Mesut Ozil. (Instagram/ M10_Official)
Mesut Ozil. (Instagram/ M10_Official)

Hitekno.com - Mengkritik keras pemerintah China ternyata membuat popularitas Ozil menjadi hilang pada sebuah platform game. Mesut Ozil yang terdaftar sebegai pemain Liga Primer Inggris harus hilang dari PES 2020 versi mobile di China.

Karakter pemain gelandang dari Arsenal ini tak bisa dimainkan lagi bagi gamer mobile Pro Evolution Soccer 2020 di China.

Blog Abacus South China Morning Post melaporkan penghapusan Mesut Ozil dilakukan pada tiga game yang diterbitkan oleh NetEase di China, termasuk PES 2020 Mobile.

Melalui akun resmi NetEase di Weibo, mereka mengumumkan penghapusan karakter Mesut Ozil.

Perusahaan menjelaskan bahwa cuitan dan pernyataan yang diberikan sebelumnya oleh Mesut Ozil membuat perusahaan tidak "memahami, menerima atau memaafkan" gelandang dari Arsenal tersebut.

Ilustrasi game PES 2020 Mobile. (Play Store)
Ilustrasi game PES 2020 Mobile. (Play Store)

 

Melalui media sosial, Mesut Ozil menuduh pemerintah China membakar Alquran dan menutup masjid, di samping menahan jutaan Muslim Uighur di kamp.

"(Di China) Al-Quran dibakar, masjid ditutup, sekolah-sekolah teologi Islam, madrasah dilarang, cendekiawan agama dibunuh satu per satu.

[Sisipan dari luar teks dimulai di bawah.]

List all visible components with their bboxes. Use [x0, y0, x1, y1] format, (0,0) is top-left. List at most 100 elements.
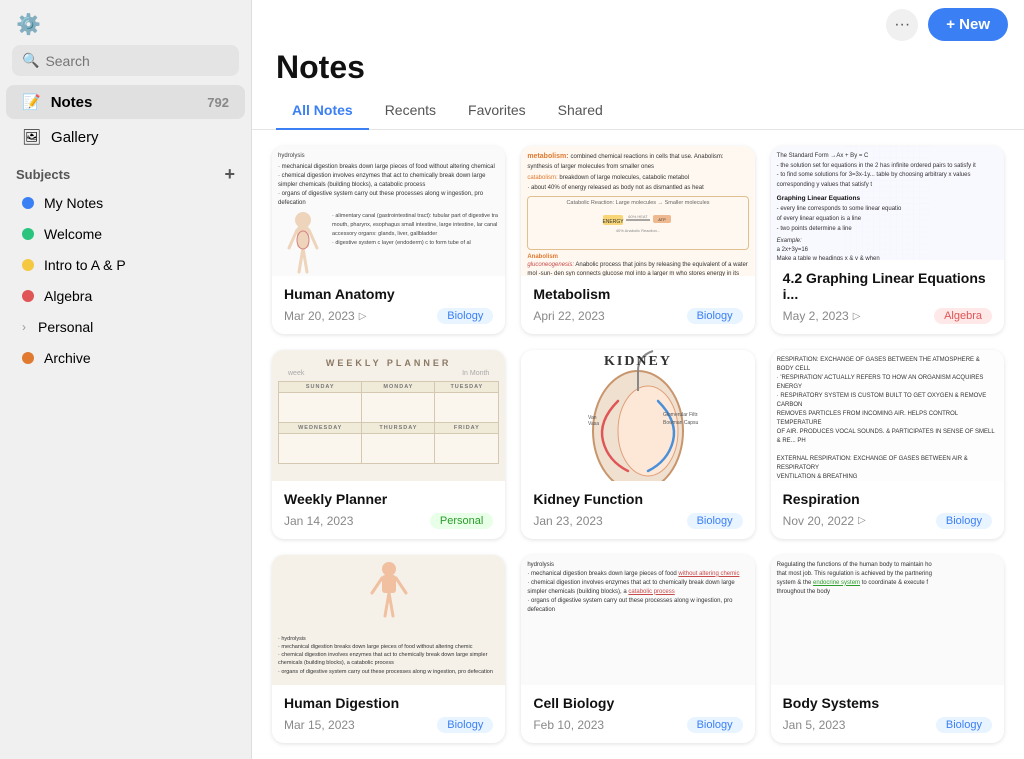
svg-text:ATP: ATP [658, 217, 666, 222]
subject-personal[interactable]: › Personal [6, 312, 245, 342]
page-title: Notes [252, 49, 1024, 94]
note-meta-human-anatomy: Mar 20, 2023 ▷ Biology [284, 308, 493, 324]
note-thumbnail-kidney-function: KIDNEY Van Vasa Glomerular Filtratio [521, 350, 754, 480]
dot-welcome [22, 228, 34, 240]
note-tag-respiration[interactable]: Biology [936, 513, 992, 529]
note-meta-bottom1: Mar 15, 2023 Biology [284, 717, 493, 733]
note-card-graphing-linear[interactable]: The Standard Form →Ax + By = C - the sol… [771, 146, 1004, 334]
search-input[interactable] [45, 53, 229, 69]
subject-my-notes-label: My Notes [44, 195, 103, 211]
note-title-bottom1: Human Digestion [284, 695, 493, 711]
tab-all-notes[interactable]: All Notes [276, 94, 369, 130]
subject-my-notes[interactable]: My Notes [6, 188, 245, 218]
search-bar[interactable]: 🔍 [12, 45, 239, 76]
note-date-weekly-planner: Jan 14, 2023 [284, 514, 353, 528]
note-tag-weekly-planner[interactable]: Personal [430, 513, 493, 529]
settings-icon[interactable]: ⚙️ [16, 12, 41, 37]
svg-text:ENERGY: ENERGY [602, 219, 624, 225]
note-meta-weekly-planner: Jan 14, 2023 Personal [284, 513, 493, 529]
subject-welcome-label: Welcome [44, 226, 102, 242]
search-icon: 🔍 [22, 52, 39, 69]
note-card-bottom3[interactable]: Regulating the functions of the human bo… [771, 555, 1004, 743]
note-meta-metabolism: Apri 22, 2023 Biology [533, 308, 742, 324]
subjects-header: Subjects + [0, 155, 251, 187]
subject-intro[interactable]: Intro to A & P [6, 250, 245, 280]
gallery-icon: 🖼 [22, 128, 41, 146]
note-title-metabolism: Metabolism [533, 286, 742, 302]
topbar: ··· + New [252, 0, 1024, 49]
notes-icon: 📝 [22, 93, 41, 111]
more-icon: ··· [894, 16, 910, 34]
note-date-kidney-function: Jan 23, 2023 [533, 514, 602, 528]
svg-text:60% HEAT: 60% HEAT [628, 214, 648, 219]
notes-count: 792 [207, 95, 229, 110]
tab-shared[interactable]: Shared [542, 94, 619, 130]
note-title-graphing-linear: 4.2 Graphing Linear Equations i... [783, 270, 992, 302]
sidebar-item-notes[interactable]: 📝 Notes 792 [6, 85, 245, 119]
note-title-kidney-function: Kidney Function [533, 491, 742, 507]
note-info-bottom1: Human Digestion Mar 15, 2023 Biology [272, 685, 505, 743]
note-card-bottom2[interactable]: hydrolysis · mechanical digestion breaks… [521, 555, 754, 743]
more-button[interactable]: ··· [886, 9, 918, 41]
note-tag-graphing-linear[interactable]: Algebra [934, 308, 992, 324]
note-thumbnail-weekly-planner: WEEKLY PLANNER weekIn Month SUNDAY MONDA… [272, 350, 505, 480]
dot-my-notes [22, 197, 34, 209]
subject-archive[interactable]: Archive [6, 343, 245, 373]
tabs-bar: All Notes Recents Favorites Shared [252, 94, 1024, 130]
svg-text:Glomerular Filtration: Glomerular Filtration [663, 412, 698, 418]
note-title-respiration: Respiration [783, 491, 992, 507]
note-thumbnail-bottom1: · hydrolysis · mechanical digestion brea… [272, 555, 505, 685]
sidebar: ⚙️ 🔍 📝 Notes 792 🖼 Gallery Subjects + My… [0, 0, 252, 759]
note-tag-bottom2[interactable]: Biology [687, 717, 743, 733]
subject-intro-label: Intro to A & P [44, 257, 126, 273]
note-thumbnail-human-anatomy: hydrolysis · mechanical digestion breaks… [272, 146, 505, 276]
note-date-bottom3: Jan 5, 2023 [783, 718, 846, 732]
tab-recents[interactable]: Recents [369, 94, 452, 130]
note-thumbnail-respiration: RESPIRATION: EXCHANGE OF GASES BETWEEN T… [771, 350, 1004, 480]
sidebar-item-gallery[interactable]: 🖼 Gallery [6, 120, 245, 154]
note-card-weekly-planner[interactable]: WEEKLY PLANNER weekIn Month SUNDAY MONDA… [272, 350, 505, 538]
sidebar-notes-label: Notes [51, 94, 93, 111]
note-title-weekly-planner: Weekly Planner [284, 491, 493, 507]
note-info-metabolism: Metabolism Apri 22, 2023 Biology [521, 276, 754, 334]
subject-welcome[interactable]: Welcome [6, 219, 245, 249]
svg-text:40% Anabolic Reaction...: 40% Anabolic Reaction... [616, 228, 660, 233]
note-card-respiration[interactable]: RESPIRATION: EXCHANGE OF GASES BETWEEN T… [771, 350, 1004, 538]
subject-algebra[interactable]: Algebra [6, 281, 245, 311]
note-date-metabolism: Apri 22, 2023 [533, 309, 604, 323]
note-info-human-anatomy: Human Anatomy Mar 20, 2023 ▷ Biology [272, 276, 505, 334]
tab-favorites[interactable]: Favorites [452, 94, 542, 130]
note-card-metabolism[interactable]: metabolism: combined chemical reactions … [521, 146, 754, 334]
dot-archive [22, 352, 34, 364]
note-card-kidney-function[interactable]: KIDNEY Van Vasa Glomerular Filtratio [521, 350, 754, 538]
note-meta-graphing-linear: May 2, 2023 ▷ Algebra [783, 308, 992, 324]
subjects-label: Subjects [16, 167, 70, 182]
note-date-human-anatomy: Mar 20, 2023 ▷ [284, 309, 366, 323]
chevron-personal-icon: › [22, 320, 26, 334]
subject-archive-label: Archive [44, 350, 91, 366]
note-info-bottom2: Cell Biology Feb 10, 2023 Biology [521, 685, 754, 743]
note-card-human-anatomy[interactable]: hydrolysis · mechanical digestion breaks… [272, 146, 505, 334]
note-meta-bottom2: Feb 10, 2023 Biology [533, 717, 742, 733]
note-card-bottom1[interactable]: · hydrolysis · mechanical digestion brea… [272, 555, 505, 743]
add-subject-button[interactable]: + [224, 165, 235, 183]
sidebar-gallery-label: Gallery [51, 129, 99, 146]
subjects-list: My Notes Welcome Intro to A & P Algebra … [0, 187, 251, 374]
note-thumbnail-metabolism: metabolism: combined chemical reactions … [521, 146, 754, 276]
sidebar-header: ⚙️ [0, 0, 251, 45]
note-meta-respiration: Nov 20, 2022 ▷ Biology [783, 513, 992, 529]
dot-intro [22, 259, 34, 271]
svg-text:Vasa: Vasa [588, 421, 599, 427]
new-note-button[interactable]: + New [928, 8, 1008, 41]
note-tag-metabolism[interactable]: Biology [687, 308, 743, 324]
note-info-graphing-linear: 4.2 Graphing Linear Equations i... May 2… [771, 260, 1004, 334]
note-tag-bottom3[interactable]: Biology [936, 717, 992, 733]
note-tag-bottom1[interactable]: Biology [437, 717, 493, 733]
note-title-human-anatomy: Human Anatomy [284, 286, 493, 302]
note-info-bottom3: Body Systems Jan 5, 2023 Biology [771, 685, 1004, 743]
sidebar-nav: 📝 Notes 792 🖼 Gallery [0, 84, 251, 155]
notes-grid: hydrolysis · mechanical digestion breaks… [252, 130, 1024, 759]
svg-text:Bowman Capsule: Bowman Capsule [663, 420, 698, 426]
note-tag-human-anatomy[interactable]: Biology [437, 308, 493, 324]
note-tag-kidney-function[interactable]: Biology [687, 513, 743, 529]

Meski begitu demikian, umat Islam tetap diam," kicau Mesut Ozil lewat unggahan di akun Twitter dan Instagram-nya.

Ozil juga mengkritik sesama Muslim karena diam atau tidak banyak membela ketika jutaan orang di Muslim Uighur ditindas.

Dikutip dari Polygon, pemerintah China sudah angkat bicara dan menjelaskan bahwa Mesut Ozil telah ditipu oleh "berita palsu".

Juru bicara Kementerian Luar Negeri China menjelaskan bahwa Mesut Ozil sudah termakan oleh berita-berita palsu yang beredar di media sosial.

Ilustrasi tampilan Mesut Ozil di PES 2020 Mobile. (YouTube/ Mickey Pesagittarius)
Ilustrasi tampilan Mesut Ozil di PES 2020 Mobile. (YouTube/ Mickey Pesagittarius)

 

Mereka bersedia mengundang Mesut Ozil untuk datang ke Uighur untuk meluruskan pemahamannya mengenai hal yang mereka lakukan di sana.

Pada Agustus 2018, sebuah panel hak asasi manusia milik PBB mengatakan bahwa mereka telah menerima banyak laporan yang kredibel tentang penahanan banyak orang di Uighur.

Sementara laporan dari CNN Internasional, Kementerian Luar Negeri Amerika Serikat (AS) mengatakan bahwa selama dua setengah tahun terakhir, China telah menahan hingga 2 juta warga Uighur, yang mayoritas adalah Muslim.

Hilangnya Mesut Ozil dari sebuah game Mobile adalah contoh terbaru dari China untuk membungkam atau menolak kritik luar negeri terhadap hal-hal yang ada di negaranya.

Pemerintah China juga memboikot siaran pertandingan Liga Premier Inggris antara Arsenal melawan Manchester City pada Minggu (15/12/2019) setelah komentar Ozil di media sosial.

Hilangnya Mesut Ozil dari game PES 2020 Mobile di China merupakan keputusan permanen sehingga gamer dari penggemar Arsenal pasti akan kecewa mendengarnya.